10:30 2 vs 2 Debates – Teams of 2 students get to debate each-other using the techniques learned in the morning. Students have to work together as a team to make compelling arguments and attack their opponent’s case.
11:00 Speaking Activity – Around this time we’ll do a fun speaking activity, like the Shark Tank Pitch, News Broadcasting, or a impromptu speaking game. These are really fun games that kids absolutely love!
12:00 Lunch Time – We’ll take a break to eat lunch – we ask that students do not bring any foods containing peanuts or tree nuts due to allergy concerns.

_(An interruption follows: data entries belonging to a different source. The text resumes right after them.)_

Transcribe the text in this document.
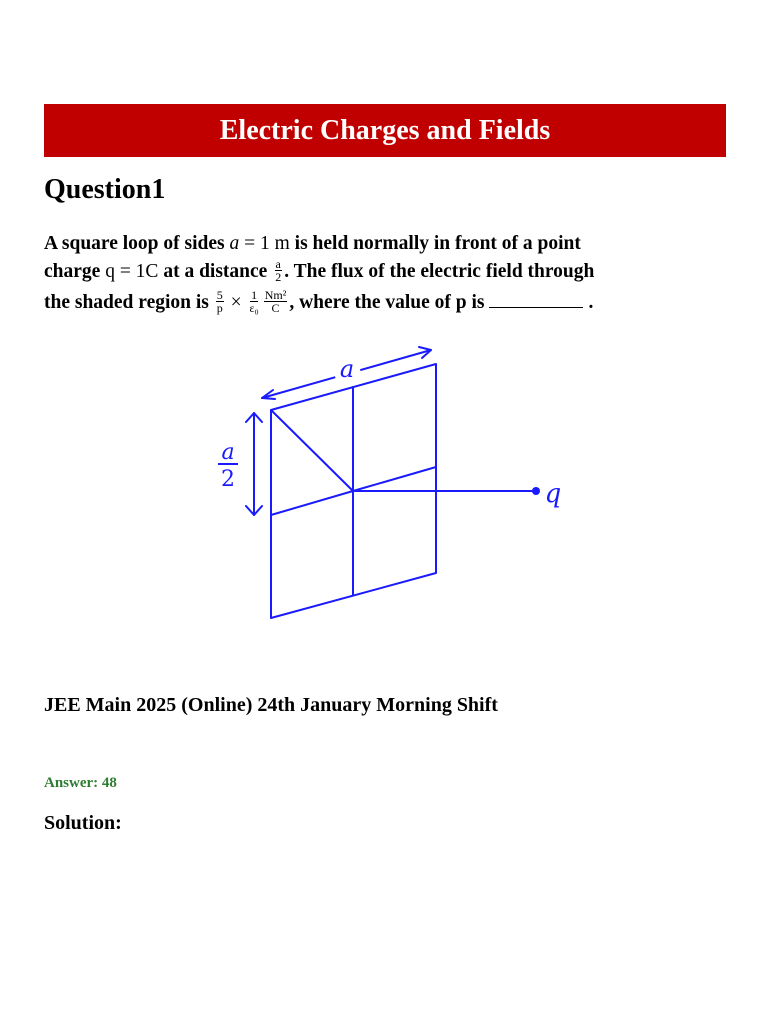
Electric Charges and Fields
Question1
A square loop of sides a = 1 m is held normally in front of a point
charge q = 1C at a distance $\frac{a}{2}$ . The flux of the electric field through
the shaded region is $\frac{5}{p} \times \frac{1}{\text{ε₀}} \frac{\text{Nm²}}{C}$ , where the value of p is	.
a
a
2	q
JEE Main 2025 (Online) 24th January Morning Shift
Answer: 48
Solution:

12:30 Outdoor Time/Free Time – We’ll go to the field to play soccer, football, or capture the flag. Students that wish to stay inside and read or play games are free to do so, although we do encourage students to get some sunlight! At the end of the first week, we have a Field Day where each class competes in a variety of fun outdoor team activities and a camp-wide water balloon fight!
1:30 Researching/reading articles – Usually after lunch, we work on preparation for the end-of-camp debate tournament. This involves reading and researching articles on current events, as students learn how to find evidence that they can use to support their arguments. We discuss how dates, author, and source quality all affect the credibility of a piece of evidence.
2:00 Writing and Editing Cases – Students work in pairs of two to prepare their cases for debate rounds. Each student writes a case, roughly 600 words which contain 3 contentions, or arguments, that support either the Pro or Con side of the debate. Instructors will meet one-on-one with students throughout camp to discuss argument development and phrasing in the case.
3:00 Debate Games – We’ll play a variety of debate games – like Interrogation, where students have to use their cross-examination skills to uncover a lie, or the Whiteboard Game, where students race to write down as many arguments for a position as possible in a limited amount of time.